Neuer Schnelltest - Verhütung aus dem Wasserhahn


Toilettenspülung und Trinkwasserleitungen stehen sich offenbar näher als man gemeinhin glauben möchte. Zu dieser Schlußfolgerung kamen wir im Schattenblick schon vor zwei Jahren [siehe auch UMWELTLABOR/83: Pille und Hustensaft gleich aus der Wasserleitung?] der ein Artikel der Süddeutschen Zeitung vom 23. Juli 2002 zugrunde lag, in dem von einer Zunahme von Arzneimitteln im Oberflächenwasser und Trinkwasser die Rede war, die aus dem Abwasser unserer Haushalte stammen:

Nein, als Verhütungsmittel eigne sich das Trinkwasser denn doch bei weitem nicht. Doch Jan Koschorreck, der sich am Umweltbundesamt (UBA) in Berlin um die Umweltverträglichkeit von Arzneimitteln kümmert, schätzt, dass jeder Liter Oberflächenwasser in Deutschland rein rechnerisch zum Beispiel zwei Nanogramm (Milliardstel Gramm) des Wirkstoffes Ethinylestradiol (EE2) enthalte. Rund 50 Kilogramm EE2 schlucken deutsche Frauen in Pillenform insgesamt jedes Jahr, um eine ungewollte Schwangerschaft zu verhüten. Der größte Teil davon wird unverändert über den Urin wieder ausgeschieden. Auch die Passage durch Toilette, Kanalisation und Klärwerk können dem Stoff wenig anhaben.
(SZ, 23. Juli 2002)

An diesen Verhältnissen hat sich in den letzten Jahren nichts geändert, allerdings wurden die Analysemethoden, um den unerwünschten Substanzen auf die Spur zu kommen, wesentlich vereinfacht. Während also Hormone wie MPA (Medroxyprogesteronacetat), immer wieder auf unterschiedlichen Wegen in Lebensmitteln auftauchen, lassen sich ausgeschiedene Hormone wie gerade EE2 heute schon im Nanogrammbereich im Trinkwasser nachweisen. In Kläranlagen werden bisweilen mehr als zehn Nanogramm Ethinylestradiol gefunden.

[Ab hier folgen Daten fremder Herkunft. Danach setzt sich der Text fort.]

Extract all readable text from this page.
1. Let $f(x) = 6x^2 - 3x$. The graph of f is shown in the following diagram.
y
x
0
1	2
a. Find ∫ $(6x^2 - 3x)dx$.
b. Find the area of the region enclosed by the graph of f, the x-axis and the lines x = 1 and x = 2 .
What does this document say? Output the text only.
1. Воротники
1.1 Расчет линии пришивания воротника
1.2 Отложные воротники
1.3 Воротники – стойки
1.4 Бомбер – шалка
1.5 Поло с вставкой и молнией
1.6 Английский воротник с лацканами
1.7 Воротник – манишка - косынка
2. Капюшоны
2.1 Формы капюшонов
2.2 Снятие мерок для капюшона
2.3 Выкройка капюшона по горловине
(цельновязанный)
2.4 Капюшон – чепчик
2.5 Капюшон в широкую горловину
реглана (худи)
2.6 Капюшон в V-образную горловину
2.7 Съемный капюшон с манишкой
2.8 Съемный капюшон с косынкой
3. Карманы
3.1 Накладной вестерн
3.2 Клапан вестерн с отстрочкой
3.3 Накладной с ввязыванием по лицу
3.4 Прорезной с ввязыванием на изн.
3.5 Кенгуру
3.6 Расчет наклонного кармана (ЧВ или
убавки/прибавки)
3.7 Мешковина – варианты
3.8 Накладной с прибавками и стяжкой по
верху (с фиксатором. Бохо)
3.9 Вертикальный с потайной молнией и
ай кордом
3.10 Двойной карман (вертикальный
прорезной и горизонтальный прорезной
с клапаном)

Die kniffligen Methoden, mit denen sich die hochwirksamen Stoffe und Stoffwechselprodukte schon in kleinsten Mengen in der Umwelt nachweisen lassen, mußten die Forscher des Umweltbundesamtes erst einmal entwickeln. Inzwischen sind die Analysemethoden für diese Substanzgruppe so empfindlich, einfach, und kostengünstig, daß es nicht mehr lange dauern wird, bis jeder Haushalt seinen "täglichen Hormonbedarf" aus dem hauseigenen Wasserhahn bestimmen und beziehen kann. Anläßlich der gerade in München stattfindenden Weltfachmesse für Analytik hieß es in der Online-Ausgabe des Pressetext.de vom 7. Mai 2004:

Bonn/München (pte) - Einen deutlich billigeren Nachweistest von Hormonspuren im Abwasser haben Wissenschaftler der Rheinischen Friedrich-Wilhelms-Universität Bonn entwickelt. Der Antikörper- Test, der gemeinsam mit dem Dresdner Biotech-Unternehmen quo data entwickelt wurde, ist 20 Mal kostengünstiger als bisher eingesetzte Nachweis-Methoden. Das Messgerät ist außerdem extrem einfach und sicher in der Handhabung.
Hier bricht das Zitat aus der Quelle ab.